Solo ieri l’Assessore Regionale alla Salute Razza ha dato il via libera ai concorsi per reclutare medici di emergenza, in particolar modo per il P.S. di Noto.

Sovraffollamento al Pronto Soccorso di Avola. 150 mila persone tra residenti e turisti. D’estate, infatti, raddoppiano il numero degli abitanti delle località della zona sud.

Arrivano da Portopalo di C.P., Rosolini e da Marzamemi.

Un enorme bacino che comprende anche le frazioni di Testa dell’Acqua, popolate in estate di villeggianti.

Ma dovevamo arrivare a questo? Non sarebbe stato più logico sostituire il Pronto soccorso di Noto con almeno un PTE (Presidio territoriale di emergenza)?

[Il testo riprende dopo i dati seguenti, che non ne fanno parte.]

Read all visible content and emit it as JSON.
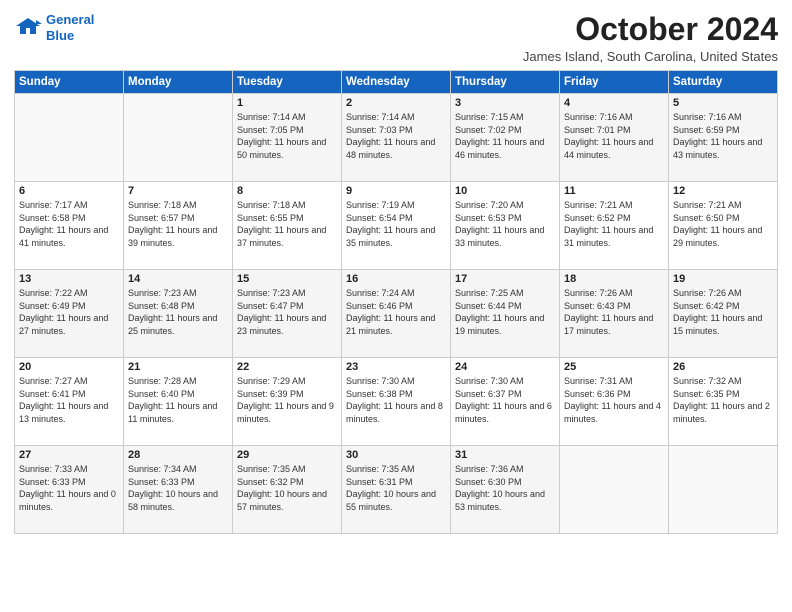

Quale logica in tutta questa situazione ? A chi giova?

L’annunciata riapertura dei reparti di Pediatria e di Ostetricia ad Avola rimane ancora solo un annuncio.

Probabilmente tutto sarà rinviato a dopo le ferie di Agosto.

Si parla tanto di turismo e dei servizi ad esso connessi.

Ci chiediamo che servizi offriamo ai cittadini, oltre naturalmente alle nostre bellezze artistiche e architettoniche, senza i giusti servizi sul territorio?

Al milanese che viene in vacanza a Portopalo di C.P., spiegare che la pediatria più vicina si trova a Siracusa è difficile da far comprendere anche perché  in caso di emergenza, un’ora di strada ci sembra troppo, ammesso che all’Umberto I ci sia posto.

Sopraffollamento al Pronto Soccorso di Avola, unico punto di emergenza per 150 mila persone
calcolo distanza con Google map per raggiungere l’Ospedale Umberto I da Portopalo di C.P.

Di chi sono le responsabilità di questo stato di cose? Perché il cittadino deve sempre subire le lentezze della burocrazia?

È possibile chiudere un reparto senza contemporaneamente aprirlo in altra sede? Si può lasciare una considerevole utenza sguarnita di quello che pensiamo sia un servizio pubblico essenziale, per cui i cittadini pagano le tasse puntualmente?

Il nostro appello va al Direttore Generale dell’Asp 8 che sappiamo persona competente affinché si compiano al più presto tutte le iniziative favorevoli alla normalizzazione dei servizi sanitari anche in questo estremo lembo di Sicilia.

Riteniamo che tutta questa situazione sia inaccettabile per tempi e modalità.